Existem quatro grandes basílicas em Roma, das quais São Pedro tem um papel de relevo. As três outras, são a Catedral de Roma de São João de Latrão, a Basílica de Santa Maria Maggiore e a Basílica de São Paulo Fora Dos Muros, todas elas, propriedades da Santa Sé. São todas excecionais, todas valem por si só, uma viagem à Roma. Um peregrino nunca ficava desiludido da sua viagem! São Pedro, enquanto basílica maior e os seus 2,3 hectares de superfície, esconde muitos tesouros, vamos descobri-los por ordem cronológica e por arquiteto a medida da nova construção da basílica, entre a primeira pedra em 1506 e a sua consagração mais de 120 mais tarde, em 1626.

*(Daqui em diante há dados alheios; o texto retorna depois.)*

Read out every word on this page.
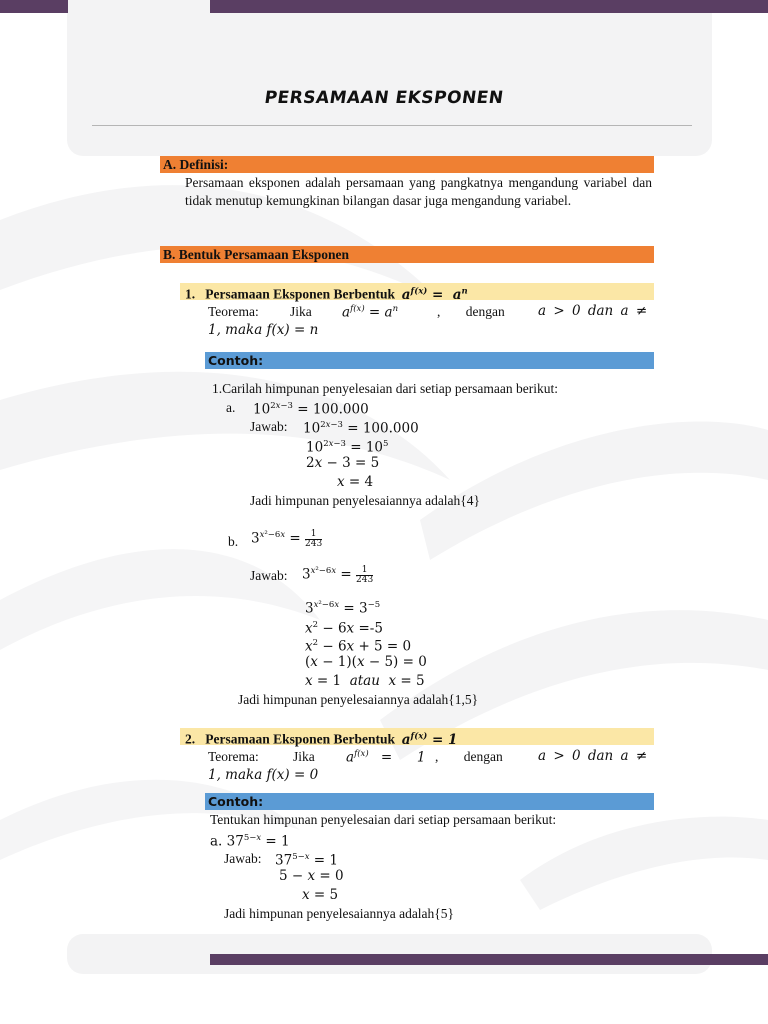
PERSAMAAN EKSPONEN
A. Definisi:
Persamaan eksponen adalah persamaan yang pangkatnya mengandung variabel dan tidak menutup kemungkinan bilangan dasar juga mengandung variabel.
B. Bentuk Persamaan Eksponen
1. Persamaan Eksponen Berbentuk $a^{f(x)} = a^n$
Teorema: Jika $a^{f(x)} = a^n$	, dengan a > 0 dan a ≠
1, maka f(x) = n
Contoh:
1.Carilah himpunan penyelesaian dari setiap persamaan berikut:
a. $10^{2x-3} = 100.000$
Jawab: $10^{2x-3} = 100.000$
$10^{2x-3} = 10^5$
2x − 3 = 5
x = 4
Jadi himpunan penyelesaiannya adalah{4}
b. $3^{x^2-6x} = \frac{1}{243}$
Jawab: $3^{x^2-6x} = \frac{1}{243}$
$3^{x^2-6x} = 3^{-5}$
$x^2 - 6x =-5$
$x^2 - 6x + 5 = 0$
(x − 1)(x − 5) = 0
x = 1  atau x = 5
Jadi himpunan penyelesaiannya adalah{1,5}
2. Persamaan Eksponen Berbentuk $a^{f(x)} = 1$
Teorema:	Jika $a^{f(x)} = 1$ , dengan	a > 0 dan a ≠
1, maka f(x) = 0
Contoh:
Tentukan himpunan penyelesaian dari setiap persamaan berikut:
a. $37^{5-x} = 1$
Jawab: $37^{5-x} = 1$
5 − x = 0
x = 5
Jadi himpunan penyelesaiannya adalah{5}
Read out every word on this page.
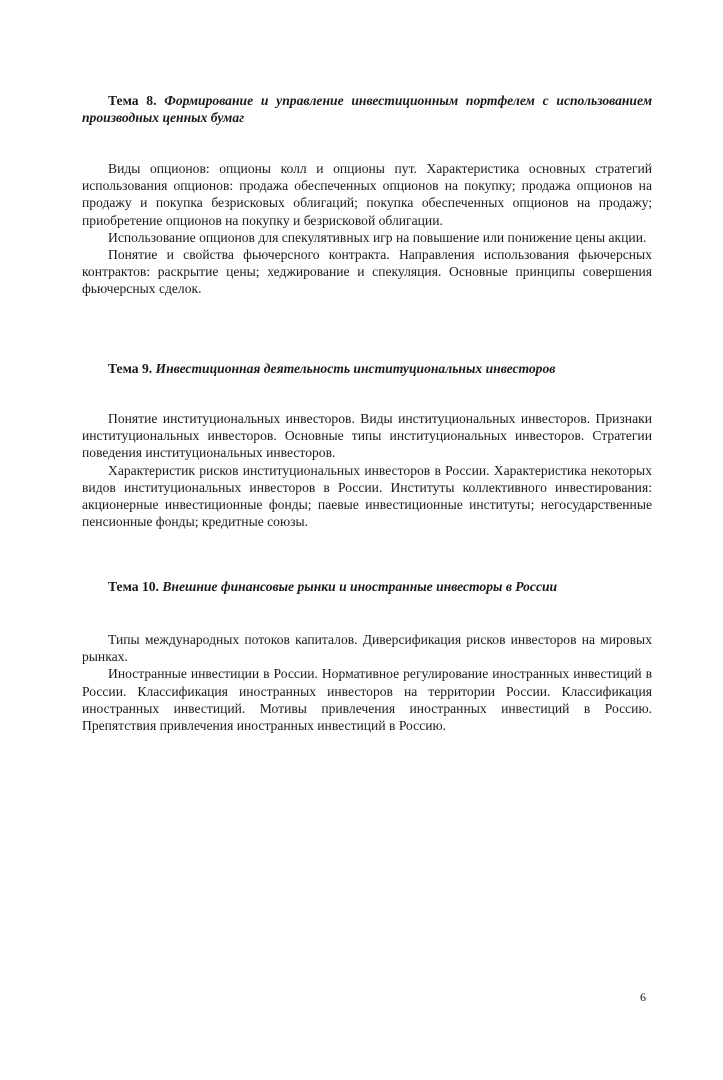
Тема 8. Формирование и управление инвестиционным портфелем с использованием производных ценных бумаг

Виды опционов: опционы колл и опционы пут. Характеристика основных стратегий использования опционов: продажа обеспеченных опционов на покупку; продажа опционов на продажу и покупка безрисковых облигаций; покупка обеспеченных опционов на продажу; приобретение опционов на покупку и безрисковой облигации.

Использование опционов для спекулятивных игр на повышение или понижение цены акции.

Понятие и свойства фьючерсного контракта. Направления использования фьючерсных контрактов: раскрытие цены; хеджирование и спекуляция. Основные принципы совершения фьючерсных сделок.

Тема 9. Инвестиционная деятельность институциональных инвесторов

Понятие институциональных инвесторов. Виды институциональных инвесторов. Признаки институциональных инвесторов. Основные типы институциональных инвесторов. Стратегии поведения институциональных инвесторов.

Характеристик рисков институциональных инвесторов в России. Характеристика некоторых видов институциональных инвесторов в России. Институты коллективного инвестирования: акционерные инвестиционные фонды; паевые инвестиционные институты; негосударственные пенсионные фонды; кредитные союзы.

Тема 10. Внешние финансовые рынки и иностранные инвесторы в России

Типы международных потоков капиталов. Диверсификация рисков инвесторов на мировых рынках.

Иностранные инвестиции в России. Нормативное регулирование иностранных инвестиций в России. Классификация иностранных инвесторов на территории России. Классификация иностранных инвестиций. Мотивы привлечения иностранных инвестиций в Россию. Препятствия привлечения иностранных инвестиций в Россию.

6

São Pedro de Roma segundo Bramante
Quando Donato Bramante, ganhou o concurso lançado pelo papa Júlio II para construir a nova basílica, o arquiteto vindo da pequena cidade de Urbino, estava no pico da sua Arte. Reconhecido pelo papa, tinha dado provas em Roma sobre o Tempietto, um pequeno templo comemorativo situado na igreja de San Pietro in Montorio. Começou os trabalhos no Palácio Apostólico, lugar onde se encontram na atualidade, uma grande parte dos museus do vaticano, logo ao lado de São Pedro, momento em que foi encarregado de reconstruir a basílica. Bramante foi louvado pela sua capacidade de recriar a qualidade arquitetónica da Roma Imperial, na mais pura tradição do Renascimento, que desejou voltar ao saber da Antiguidade.
Bramante estava em rutura com a tradição medieval que construía as igrejas em forma de cruz latina. A sua escolha pela cruz grega, (todos os braços da cruz são de tamanho idêntico) era audacioso e harmonioso, mas não necessariamente ao gosto do prelado. No entanto, o papa Júlio II, um soberano esclarecido do seu tempo, aderiu a esta nova ideia, e os trabalhos puderem dar início.
Nos projetos de Bramante, o centro da sua planta em cruz grega devia ser encimado por uma cúpula, como no caso do Panteão de Roma, mas com a diferença em relação a este venerável monumento antigo, a cúpula de São Pedro iria apenas distribuir o seu peso em cima de quatros gigantescos pilares. Estes pilares são visíveis nos dias de hoje, suportam realmente a grande cúpula. São massivos, mas permitem uma grande abertura no espaço dentro da igreja, sem a necessidade de recorrer à paredes mestres. Também devemos à Bramante, a organização da igreja em redor do espaço central, onde se encontram o baldaquim e o altar.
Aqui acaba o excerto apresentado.